Kinexus also recently released six new Kinetworks screens developed in collaboration with Biosource International. With Kinetworks having grown more than 40 percent per year, Pelech says he expects the KiNET database to expand at a similar rate.
 
Pelech thinks KiNET should be of particular value to pharmaceutical companies that want to understand kinases before they begin developing drugs. "All recognize the importance of kinases," he says, "but they don't actually have information about those kinases."
 
Pelech points out that while researchers know the human genome encodes at least 518 different kinases, protein kinase inhibitors in about 60 studies target a mere 24 of the same nonproprietary protein kinases.
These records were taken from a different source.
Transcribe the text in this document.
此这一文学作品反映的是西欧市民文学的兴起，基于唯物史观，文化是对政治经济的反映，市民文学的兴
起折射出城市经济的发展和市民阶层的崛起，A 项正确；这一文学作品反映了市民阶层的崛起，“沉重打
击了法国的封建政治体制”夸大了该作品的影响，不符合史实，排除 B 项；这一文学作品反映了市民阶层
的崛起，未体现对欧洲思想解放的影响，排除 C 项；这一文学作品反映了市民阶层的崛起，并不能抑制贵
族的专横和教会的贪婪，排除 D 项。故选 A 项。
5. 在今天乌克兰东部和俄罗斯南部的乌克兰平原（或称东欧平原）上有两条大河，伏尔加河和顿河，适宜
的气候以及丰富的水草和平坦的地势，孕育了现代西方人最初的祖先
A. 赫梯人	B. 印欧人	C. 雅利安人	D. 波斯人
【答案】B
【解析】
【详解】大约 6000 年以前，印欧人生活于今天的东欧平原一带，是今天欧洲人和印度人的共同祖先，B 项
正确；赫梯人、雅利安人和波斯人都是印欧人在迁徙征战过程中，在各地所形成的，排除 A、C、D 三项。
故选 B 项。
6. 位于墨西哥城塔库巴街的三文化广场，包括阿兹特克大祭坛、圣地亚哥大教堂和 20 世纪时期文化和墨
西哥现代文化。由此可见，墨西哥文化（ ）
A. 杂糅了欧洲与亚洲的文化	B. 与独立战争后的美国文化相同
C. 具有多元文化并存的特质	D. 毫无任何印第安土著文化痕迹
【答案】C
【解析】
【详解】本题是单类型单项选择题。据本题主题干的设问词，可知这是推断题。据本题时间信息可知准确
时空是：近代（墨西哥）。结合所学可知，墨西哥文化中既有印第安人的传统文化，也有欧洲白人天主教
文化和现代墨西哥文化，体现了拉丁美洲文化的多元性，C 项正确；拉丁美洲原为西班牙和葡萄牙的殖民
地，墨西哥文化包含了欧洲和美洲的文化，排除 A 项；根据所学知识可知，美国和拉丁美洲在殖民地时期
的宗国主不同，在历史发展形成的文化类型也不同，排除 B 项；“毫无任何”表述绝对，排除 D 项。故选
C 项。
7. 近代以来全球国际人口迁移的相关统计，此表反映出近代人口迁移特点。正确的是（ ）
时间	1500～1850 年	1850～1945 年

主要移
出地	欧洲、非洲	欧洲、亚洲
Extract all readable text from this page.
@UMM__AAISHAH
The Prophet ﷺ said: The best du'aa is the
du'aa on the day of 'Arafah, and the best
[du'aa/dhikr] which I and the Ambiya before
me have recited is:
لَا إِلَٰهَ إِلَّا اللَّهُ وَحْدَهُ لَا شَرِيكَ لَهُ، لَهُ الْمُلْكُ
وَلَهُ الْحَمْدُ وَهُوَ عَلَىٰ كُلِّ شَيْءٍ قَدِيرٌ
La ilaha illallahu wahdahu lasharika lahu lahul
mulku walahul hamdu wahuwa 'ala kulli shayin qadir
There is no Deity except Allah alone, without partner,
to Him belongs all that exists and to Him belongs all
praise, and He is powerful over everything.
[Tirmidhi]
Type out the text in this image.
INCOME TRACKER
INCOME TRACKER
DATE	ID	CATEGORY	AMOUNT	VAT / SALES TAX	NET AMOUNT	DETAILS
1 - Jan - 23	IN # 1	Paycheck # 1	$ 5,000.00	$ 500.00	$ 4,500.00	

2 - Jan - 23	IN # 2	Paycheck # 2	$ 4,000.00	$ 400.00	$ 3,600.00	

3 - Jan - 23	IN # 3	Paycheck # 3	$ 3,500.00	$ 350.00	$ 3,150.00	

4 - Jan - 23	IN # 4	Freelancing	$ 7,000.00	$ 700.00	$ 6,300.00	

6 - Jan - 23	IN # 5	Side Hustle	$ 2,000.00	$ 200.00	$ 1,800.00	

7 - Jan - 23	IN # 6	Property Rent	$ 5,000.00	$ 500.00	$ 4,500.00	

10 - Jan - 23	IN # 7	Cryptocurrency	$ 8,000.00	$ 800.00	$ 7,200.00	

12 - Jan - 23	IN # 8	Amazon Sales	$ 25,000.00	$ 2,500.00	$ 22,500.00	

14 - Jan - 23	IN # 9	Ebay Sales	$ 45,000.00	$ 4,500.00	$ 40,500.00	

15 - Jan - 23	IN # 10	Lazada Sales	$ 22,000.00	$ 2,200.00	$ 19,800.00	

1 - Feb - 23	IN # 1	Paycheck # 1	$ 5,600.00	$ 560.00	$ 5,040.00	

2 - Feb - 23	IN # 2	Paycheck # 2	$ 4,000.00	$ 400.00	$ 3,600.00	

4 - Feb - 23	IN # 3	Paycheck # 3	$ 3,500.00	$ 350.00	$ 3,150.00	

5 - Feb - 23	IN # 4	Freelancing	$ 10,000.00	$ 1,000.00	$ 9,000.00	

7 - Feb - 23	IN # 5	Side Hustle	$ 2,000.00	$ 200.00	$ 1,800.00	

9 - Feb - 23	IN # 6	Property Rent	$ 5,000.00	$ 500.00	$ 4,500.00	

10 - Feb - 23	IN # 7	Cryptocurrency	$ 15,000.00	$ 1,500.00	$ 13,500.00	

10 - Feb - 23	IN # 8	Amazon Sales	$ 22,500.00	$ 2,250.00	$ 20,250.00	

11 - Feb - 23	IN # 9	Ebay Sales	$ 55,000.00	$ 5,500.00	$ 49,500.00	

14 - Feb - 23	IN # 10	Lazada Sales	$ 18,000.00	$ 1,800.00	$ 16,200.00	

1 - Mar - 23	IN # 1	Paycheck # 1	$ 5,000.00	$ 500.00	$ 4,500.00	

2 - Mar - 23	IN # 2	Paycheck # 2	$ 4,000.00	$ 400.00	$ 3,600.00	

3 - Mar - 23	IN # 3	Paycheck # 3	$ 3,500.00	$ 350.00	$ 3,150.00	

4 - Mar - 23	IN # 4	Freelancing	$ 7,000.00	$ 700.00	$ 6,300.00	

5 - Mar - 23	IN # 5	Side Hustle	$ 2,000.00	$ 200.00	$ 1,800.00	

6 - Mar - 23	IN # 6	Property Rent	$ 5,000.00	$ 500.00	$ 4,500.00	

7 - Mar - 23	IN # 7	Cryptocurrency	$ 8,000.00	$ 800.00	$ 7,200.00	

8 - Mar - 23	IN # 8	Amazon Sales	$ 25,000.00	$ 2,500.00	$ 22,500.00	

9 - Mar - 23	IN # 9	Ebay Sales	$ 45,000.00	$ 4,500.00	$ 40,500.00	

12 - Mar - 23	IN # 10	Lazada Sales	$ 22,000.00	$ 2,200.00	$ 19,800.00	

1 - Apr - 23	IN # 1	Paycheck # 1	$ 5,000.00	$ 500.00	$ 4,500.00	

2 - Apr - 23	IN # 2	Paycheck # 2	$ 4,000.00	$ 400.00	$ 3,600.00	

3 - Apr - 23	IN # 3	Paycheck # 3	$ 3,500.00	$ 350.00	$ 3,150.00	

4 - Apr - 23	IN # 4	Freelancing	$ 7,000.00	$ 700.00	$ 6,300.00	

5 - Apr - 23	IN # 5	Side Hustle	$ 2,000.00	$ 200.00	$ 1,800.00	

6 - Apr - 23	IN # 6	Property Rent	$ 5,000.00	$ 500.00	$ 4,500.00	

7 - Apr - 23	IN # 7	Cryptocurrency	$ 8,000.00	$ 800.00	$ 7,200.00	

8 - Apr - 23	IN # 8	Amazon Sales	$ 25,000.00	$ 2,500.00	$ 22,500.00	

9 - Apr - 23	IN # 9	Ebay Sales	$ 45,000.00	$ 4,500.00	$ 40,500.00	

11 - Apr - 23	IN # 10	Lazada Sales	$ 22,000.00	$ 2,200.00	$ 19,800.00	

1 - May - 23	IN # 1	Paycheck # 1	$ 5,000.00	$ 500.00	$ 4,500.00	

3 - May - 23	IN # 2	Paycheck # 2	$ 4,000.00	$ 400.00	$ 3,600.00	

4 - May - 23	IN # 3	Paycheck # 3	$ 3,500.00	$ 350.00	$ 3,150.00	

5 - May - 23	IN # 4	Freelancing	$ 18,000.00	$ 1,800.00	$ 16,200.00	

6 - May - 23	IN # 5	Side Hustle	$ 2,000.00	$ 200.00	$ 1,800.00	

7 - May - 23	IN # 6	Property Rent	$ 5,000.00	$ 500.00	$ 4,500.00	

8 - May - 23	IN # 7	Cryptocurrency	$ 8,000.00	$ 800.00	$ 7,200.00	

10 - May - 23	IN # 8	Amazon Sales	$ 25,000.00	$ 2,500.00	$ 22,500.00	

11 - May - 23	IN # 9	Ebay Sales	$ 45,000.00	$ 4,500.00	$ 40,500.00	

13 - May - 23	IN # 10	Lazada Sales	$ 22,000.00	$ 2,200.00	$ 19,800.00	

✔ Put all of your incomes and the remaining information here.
Pelech hopes to expand that field with KiNET, which will also likely come to include data on the best kinase-inhibiting compounds.
 
Alan Louie, research director at Life Science Insights in Framingham, Mass., agrees on the importance of investigating the role of kinases as pathway regulators and determining "whether they will be a major mechanism associated with diseases like cancer." KiNET could provide utility in establishing relevance for certain types of model systems, he says.
 
Pelech hopes KiNET will become part of a paradigm shift toward systems biology, with the comparatively inexpensive KiNET playing a role in an expensive field. Another move that will expand the data pool and lower prices, he says, is the development of antibody microarray services that "will reduce the cost of analysis of protein expression and phosphorylation by more than tenfold for clients. This should markedly increase the rate of data accumulation into KiNET in 2006."